The audience is invited into Clytemnestra's manic world through feats of gadgetry: a coin-operated choreography generator with a mobile-ready website, a typewriter to livestream audience comments, and even a crying machine to outsource your catharsis.

Not to be outdone, Tank's live performance from within a wooden box lined with blue fabric blazes just as brightly. Through blue screen processing by Max Bernstein, Tank navigates a rapid-fire array of scenes that showcase his versatility as a dancer. Tank, at one moment entrapped in a Mario game, skillfully jumps into frappés and pirouettes, and then transitions to humping the wall in an aquarium.

Although its titular character is borrowed from Greek tragedy, this performance is pleasantly light on references to Greek drama. And while the performance does tip its hat to scenes from "The Oresteia," such as Clytemnestra's dream sequence in which she breastfeeds a snake, Ellsworth assumes no prior knowledge of Greek tragedy.

Throughout the show, an operator—Ellsworth's sister Ann Ellsworth—stands by to answer any questions on the show phoned in by the audience via an on-location telephone in a considerate gesture to those unfamiliar with the story.

The power of "Clytigation" lies in its ability to distill the themes underlying the ancient Greek work rather than belaboring text and semantics. In the prologue, Clytemnestra promises that she will "stay as true to the original vision." In this regard, the work delivers.

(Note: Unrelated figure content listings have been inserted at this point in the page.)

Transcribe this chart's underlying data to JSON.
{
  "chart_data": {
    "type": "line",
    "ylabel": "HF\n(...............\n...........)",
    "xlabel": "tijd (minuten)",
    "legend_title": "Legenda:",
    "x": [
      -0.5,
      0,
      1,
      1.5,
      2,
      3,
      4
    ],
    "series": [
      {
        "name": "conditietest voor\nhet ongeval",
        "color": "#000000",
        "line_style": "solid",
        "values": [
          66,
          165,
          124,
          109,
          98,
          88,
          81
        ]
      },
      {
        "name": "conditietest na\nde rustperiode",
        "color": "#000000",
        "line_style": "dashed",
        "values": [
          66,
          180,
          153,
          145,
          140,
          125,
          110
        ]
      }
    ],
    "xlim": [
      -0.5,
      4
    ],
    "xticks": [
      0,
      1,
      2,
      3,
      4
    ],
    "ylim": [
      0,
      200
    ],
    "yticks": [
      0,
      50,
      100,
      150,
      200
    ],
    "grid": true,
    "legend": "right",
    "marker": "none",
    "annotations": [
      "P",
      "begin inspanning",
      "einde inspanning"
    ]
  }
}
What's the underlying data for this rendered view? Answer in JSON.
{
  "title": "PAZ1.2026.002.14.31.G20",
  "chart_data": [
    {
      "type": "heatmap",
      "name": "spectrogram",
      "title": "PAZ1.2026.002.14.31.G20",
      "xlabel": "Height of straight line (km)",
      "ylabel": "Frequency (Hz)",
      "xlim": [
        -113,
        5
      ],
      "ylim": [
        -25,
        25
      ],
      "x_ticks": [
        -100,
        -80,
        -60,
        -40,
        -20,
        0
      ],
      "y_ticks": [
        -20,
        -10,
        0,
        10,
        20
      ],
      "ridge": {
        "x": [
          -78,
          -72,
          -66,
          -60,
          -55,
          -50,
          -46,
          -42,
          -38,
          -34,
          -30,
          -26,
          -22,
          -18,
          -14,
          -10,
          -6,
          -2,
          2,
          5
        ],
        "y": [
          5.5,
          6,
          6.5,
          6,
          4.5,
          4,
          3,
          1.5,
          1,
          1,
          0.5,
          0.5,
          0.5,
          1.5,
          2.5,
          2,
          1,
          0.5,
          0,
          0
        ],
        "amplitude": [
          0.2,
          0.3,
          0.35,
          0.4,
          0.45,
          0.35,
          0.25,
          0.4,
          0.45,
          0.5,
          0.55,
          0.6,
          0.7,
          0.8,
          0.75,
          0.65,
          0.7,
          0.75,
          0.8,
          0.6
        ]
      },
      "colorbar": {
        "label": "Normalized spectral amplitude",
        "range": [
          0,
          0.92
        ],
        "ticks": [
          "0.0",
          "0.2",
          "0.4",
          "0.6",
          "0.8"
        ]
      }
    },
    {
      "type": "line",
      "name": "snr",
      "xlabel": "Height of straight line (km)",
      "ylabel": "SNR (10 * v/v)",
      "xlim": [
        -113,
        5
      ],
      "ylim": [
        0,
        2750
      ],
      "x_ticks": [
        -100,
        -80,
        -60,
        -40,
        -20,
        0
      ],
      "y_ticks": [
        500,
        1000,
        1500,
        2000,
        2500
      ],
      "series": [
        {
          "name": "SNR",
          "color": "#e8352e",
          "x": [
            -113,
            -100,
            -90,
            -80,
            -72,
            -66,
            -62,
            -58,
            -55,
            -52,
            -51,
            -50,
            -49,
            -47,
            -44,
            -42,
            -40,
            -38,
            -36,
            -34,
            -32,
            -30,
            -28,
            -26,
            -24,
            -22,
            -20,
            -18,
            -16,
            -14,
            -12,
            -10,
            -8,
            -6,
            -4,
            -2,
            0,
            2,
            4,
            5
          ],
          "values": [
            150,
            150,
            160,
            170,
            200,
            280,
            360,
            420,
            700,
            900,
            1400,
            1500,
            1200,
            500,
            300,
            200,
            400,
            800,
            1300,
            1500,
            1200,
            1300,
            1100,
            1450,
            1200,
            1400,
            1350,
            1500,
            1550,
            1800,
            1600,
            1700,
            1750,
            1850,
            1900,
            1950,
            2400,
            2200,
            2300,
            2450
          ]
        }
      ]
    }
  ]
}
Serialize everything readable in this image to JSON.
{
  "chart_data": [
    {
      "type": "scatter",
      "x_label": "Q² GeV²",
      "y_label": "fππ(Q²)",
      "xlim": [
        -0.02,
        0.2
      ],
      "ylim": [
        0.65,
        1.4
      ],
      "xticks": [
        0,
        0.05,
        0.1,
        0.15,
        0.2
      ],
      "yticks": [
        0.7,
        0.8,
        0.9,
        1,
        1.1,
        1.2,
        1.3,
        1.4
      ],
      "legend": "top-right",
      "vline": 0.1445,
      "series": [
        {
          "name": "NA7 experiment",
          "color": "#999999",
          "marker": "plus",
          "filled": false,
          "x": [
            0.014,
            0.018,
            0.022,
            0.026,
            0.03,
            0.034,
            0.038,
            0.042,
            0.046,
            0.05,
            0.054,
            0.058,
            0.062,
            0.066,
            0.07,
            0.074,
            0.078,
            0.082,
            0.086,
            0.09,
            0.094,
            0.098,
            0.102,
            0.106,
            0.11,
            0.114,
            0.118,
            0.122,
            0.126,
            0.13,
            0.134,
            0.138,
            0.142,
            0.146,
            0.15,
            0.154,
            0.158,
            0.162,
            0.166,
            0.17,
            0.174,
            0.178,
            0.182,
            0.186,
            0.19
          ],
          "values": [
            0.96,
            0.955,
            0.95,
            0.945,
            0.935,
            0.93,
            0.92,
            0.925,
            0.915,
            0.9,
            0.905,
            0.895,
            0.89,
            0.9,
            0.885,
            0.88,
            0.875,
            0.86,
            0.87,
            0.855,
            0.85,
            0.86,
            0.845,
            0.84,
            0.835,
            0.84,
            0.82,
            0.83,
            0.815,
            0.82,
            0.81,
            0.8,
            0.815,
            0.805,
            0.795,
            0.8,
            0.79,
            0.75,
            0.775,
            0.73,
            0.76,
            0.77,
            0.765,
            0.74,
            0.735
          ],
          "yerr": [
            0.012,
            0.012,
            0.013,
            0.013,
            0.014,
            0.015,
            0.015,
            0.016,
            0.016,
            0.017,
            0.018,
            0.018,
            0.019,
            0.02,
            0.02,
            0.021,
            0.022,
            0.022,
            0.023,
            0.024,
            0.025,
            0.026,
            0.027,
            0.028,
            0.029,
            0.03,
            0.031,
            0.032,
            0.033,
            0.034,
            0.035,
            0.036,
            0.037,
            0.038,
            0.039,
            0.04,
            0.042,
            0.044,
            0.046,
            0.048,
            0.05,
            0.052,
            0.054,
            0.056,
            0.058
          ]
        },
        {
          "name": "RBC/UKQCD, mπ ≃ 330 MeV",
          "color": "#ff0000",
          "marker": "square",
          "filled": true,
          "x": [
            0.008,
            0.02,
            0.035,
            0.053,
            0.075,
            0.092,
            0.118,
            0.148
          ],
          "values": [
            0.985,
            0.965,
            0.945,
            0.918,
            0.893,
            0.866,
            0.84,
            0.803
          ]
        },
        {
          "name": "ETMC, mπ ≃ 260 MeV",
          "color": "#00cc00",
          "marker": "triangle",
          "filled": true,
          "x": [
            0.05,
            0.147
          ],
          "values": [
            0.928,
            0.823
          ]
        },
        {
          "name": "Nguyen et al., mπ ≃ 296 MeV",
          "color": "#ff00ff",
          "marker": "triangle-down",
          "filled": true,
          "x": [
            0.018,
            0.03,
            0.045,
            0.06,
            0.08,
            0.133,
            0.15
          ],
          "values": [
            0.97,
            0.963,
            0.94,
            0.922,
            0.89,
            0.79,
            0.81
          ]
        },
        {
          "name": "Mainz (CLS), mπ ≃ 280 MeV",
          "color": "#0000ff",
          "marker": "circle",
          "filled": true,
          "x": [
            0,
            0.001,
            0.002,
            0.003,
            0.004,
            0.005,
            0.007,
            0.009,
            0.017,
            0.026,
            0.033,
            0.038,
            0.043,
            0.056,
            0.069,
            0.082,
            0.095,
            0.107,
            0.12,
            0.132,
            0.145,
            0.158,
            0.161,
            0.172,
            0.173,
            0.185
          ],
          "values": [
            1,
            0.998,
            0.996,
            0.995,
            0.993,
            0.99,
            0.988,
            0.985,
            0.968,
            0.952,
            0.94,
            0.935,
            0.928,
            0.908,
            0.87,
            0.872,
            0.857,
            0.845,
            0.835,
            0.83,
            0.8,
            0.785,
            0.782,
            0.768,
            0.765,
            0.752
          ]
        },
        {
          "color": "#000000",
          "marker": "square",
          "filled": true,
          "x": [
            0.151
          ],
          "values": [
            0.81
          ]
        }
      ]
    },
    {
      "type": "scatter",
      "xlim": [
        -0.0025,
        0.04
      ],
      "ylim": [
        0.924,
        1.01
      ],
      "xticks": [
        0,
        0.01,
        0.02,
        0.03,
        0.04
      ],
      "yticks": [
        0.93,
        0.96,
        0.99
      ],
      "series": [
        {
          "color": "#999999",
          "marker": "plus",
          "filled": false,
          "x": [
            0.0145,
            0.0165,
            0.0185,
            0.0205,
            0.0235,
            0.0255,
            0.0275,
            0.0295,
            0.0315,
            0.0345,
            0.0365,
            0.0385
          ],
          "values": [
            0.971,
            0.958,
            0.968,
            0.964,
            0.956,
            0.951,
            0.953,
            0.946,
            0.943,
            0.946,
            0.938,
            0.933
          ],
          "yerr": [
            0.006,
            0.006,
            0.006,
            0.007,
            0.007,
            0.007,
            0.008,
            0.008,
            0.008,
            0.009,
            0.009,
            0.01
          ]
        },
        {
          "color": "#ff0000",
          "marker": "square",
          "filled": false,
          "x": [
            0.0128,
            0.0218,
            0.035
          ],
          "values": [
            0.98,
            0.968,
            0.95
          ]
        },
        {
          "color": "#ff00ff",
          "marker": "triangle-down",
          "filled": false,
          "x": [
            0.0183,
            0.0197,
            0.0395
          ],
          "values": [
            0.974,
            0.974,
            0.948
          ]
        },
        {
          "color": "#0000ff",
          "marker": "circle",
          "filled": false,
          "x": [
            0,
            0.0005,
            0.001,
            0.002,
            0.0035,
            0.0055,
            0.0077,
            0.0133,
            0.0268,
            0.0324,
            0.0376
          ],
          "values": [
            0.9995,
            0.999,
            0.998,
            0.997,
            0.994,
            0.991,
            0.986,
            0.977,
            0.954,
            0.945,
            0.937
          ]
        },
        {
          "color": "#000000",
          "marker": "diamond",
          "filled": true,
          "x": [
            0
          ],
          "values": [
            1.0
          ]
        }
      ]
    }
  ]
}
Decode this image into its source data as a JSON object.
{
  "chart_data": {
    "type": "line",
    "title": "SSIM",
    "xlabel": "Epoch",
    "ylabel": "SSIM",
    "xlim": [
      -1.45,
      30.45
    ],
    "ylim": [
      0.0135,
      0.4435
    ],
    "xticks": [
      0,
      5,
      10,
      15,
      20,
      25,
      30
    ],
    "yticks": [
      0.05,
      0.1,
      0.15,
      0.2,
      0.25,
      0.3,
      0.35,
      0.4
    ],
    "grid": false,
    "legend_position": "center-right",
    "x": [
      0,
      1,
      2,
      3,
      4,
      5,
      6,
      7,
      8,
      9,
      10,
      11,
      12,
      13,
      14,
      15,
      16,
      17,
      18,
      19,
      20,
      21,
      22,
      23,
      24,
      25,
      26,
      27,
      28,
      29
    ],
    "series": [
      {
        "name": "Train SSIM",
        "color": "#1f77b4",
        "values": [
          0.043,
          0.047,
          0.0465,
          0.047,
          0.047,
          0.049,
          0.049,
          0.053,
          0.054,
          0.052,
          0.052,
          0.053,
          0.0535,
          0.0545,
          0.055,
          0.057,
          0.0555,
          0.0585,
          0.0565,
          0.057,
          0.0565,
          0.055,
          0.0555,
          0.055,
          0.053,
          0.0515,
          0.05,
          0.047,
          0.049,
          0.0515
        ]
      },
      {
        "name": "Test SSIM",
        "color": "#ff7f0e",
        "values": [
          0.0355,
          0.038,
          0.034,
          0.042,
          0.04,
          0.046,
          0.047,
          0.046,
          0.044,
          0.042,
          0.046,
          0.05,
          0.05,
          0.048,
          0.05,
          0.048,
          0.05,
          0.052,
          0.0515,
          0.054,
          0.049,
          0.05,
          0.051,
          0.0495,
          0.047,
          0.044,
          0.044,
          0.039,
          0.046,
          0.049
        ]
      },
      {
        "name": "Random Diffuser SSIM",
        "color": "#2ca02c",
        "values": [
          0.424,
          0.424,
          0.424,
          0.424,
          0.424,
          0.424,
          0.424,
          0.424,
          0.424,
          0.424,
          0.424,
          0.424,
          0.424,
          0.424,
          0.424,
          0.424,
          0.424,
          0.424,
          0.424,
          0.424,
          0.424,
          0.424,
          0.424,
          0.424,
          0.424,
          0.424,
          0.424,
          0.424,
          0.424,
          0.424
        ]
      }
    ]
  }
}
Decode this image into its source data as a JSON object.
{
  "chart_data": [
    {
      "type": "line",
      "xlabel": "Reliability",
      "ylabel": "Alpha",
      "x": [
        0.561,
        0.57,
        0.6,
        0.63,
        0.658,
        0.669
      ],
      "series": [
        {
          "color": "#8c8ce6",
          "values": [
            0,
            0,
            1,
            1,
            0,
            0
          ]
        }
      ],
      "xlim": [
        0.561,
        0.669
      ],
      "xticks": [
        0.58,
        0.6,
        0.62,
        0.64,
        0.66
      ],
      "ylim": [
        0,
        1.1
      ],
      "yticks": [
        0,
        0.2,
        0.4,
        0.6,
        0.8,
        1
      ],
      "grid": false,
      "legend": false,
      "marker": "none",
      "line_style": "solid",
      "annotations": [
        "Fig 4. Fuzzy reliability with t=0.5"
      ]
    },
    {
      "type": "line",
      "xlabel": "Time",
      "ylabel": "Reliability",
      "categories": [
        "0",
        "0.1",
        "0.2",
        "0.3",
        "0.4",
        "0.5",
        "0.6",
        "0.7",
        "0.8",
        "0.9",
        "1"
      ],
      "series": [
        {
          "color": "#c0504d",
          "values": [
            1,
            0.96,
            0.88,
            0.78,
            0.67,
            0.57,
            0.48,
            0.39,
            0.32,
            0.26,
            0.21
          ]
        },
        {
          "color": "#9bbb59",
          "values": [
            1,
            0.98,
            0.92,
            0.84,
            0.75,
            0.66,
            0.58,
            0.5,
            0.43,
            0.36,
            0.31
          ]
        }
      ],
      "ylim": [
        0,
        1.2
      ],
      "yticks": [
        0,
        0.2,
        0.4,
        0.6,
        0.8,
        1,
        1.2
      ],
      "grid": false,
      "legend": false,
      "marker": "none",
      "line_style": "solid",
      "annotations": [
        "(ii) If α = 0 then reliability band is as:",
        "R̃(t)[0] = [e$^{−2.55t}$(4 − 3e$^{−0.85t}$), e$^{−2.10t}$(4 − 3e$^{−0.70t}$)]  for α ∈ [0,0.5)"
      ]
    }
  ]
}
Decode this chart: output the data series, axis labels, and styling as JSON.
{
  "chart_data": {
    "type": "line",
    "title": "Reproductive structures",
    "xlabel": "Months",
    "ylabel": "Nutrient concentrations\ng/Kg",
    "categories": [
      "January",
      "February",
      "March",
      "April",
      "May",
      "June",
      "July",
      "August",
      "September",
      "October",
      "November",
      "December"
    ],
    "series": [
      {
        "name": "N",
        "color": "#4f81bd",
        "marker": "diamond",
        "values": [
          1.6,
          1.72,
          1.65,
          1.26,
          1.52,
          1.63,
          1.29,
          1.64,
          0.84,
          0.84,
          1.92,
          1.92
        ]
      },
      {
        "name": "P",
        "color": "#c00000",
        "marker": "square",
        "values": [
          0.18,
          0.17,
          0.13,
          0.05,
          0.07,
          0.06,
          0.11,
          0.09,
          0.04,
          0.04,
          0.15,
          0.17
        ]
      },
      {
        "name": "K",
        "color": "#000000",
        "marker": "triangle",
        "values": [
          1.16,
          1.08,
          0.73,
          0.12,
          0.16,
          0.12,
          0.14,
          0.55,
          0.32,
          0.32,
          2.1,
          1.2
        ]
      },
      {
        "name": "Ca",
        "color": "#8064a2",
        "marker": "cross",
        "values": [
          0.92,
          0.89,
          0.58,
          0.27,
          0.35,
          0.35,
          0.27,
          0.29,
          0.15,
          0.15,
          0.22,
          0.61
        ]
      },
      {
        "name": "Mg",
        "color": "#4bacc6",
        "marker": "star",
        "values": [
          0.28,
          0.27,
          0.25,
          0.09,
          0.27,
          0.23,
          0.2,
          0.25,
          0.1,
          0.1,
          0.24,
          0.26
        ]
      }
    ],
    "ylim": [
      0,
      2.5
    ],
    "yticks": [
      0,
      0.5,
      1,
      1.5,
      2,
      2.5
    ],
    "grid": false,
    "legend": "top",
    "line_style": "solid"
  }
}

In the original dramatic trilogy, "philos-aphilos" (Greek for "love-in-hate") suggests that the act of murder is always directed at one's own body. Ellsworth takes this literally through the physical ordeals to which she subjects her body double, Tank.

Tank takes feedback from Clytemnestra: He wears a shock collar endured with visible distress, is suspended by the ankles, and puts on socks while balancing on one foot. The sadistic nature of Clytemnestra's protocol also adds a darker layer to Ellsworth's interpretation of Clytemnestra, going beyond the frazzled woman.

It is not easy to make a Greek play centered on bloody spousal murder digestible to modern audiences, but "Clytigation" did exactly what one of Clytemnestra's elaborate protocols prescribed. By "Hiding in Art" the darker themes of vulnerability and manipulation, Ellsworth renders the drama meaningful to all.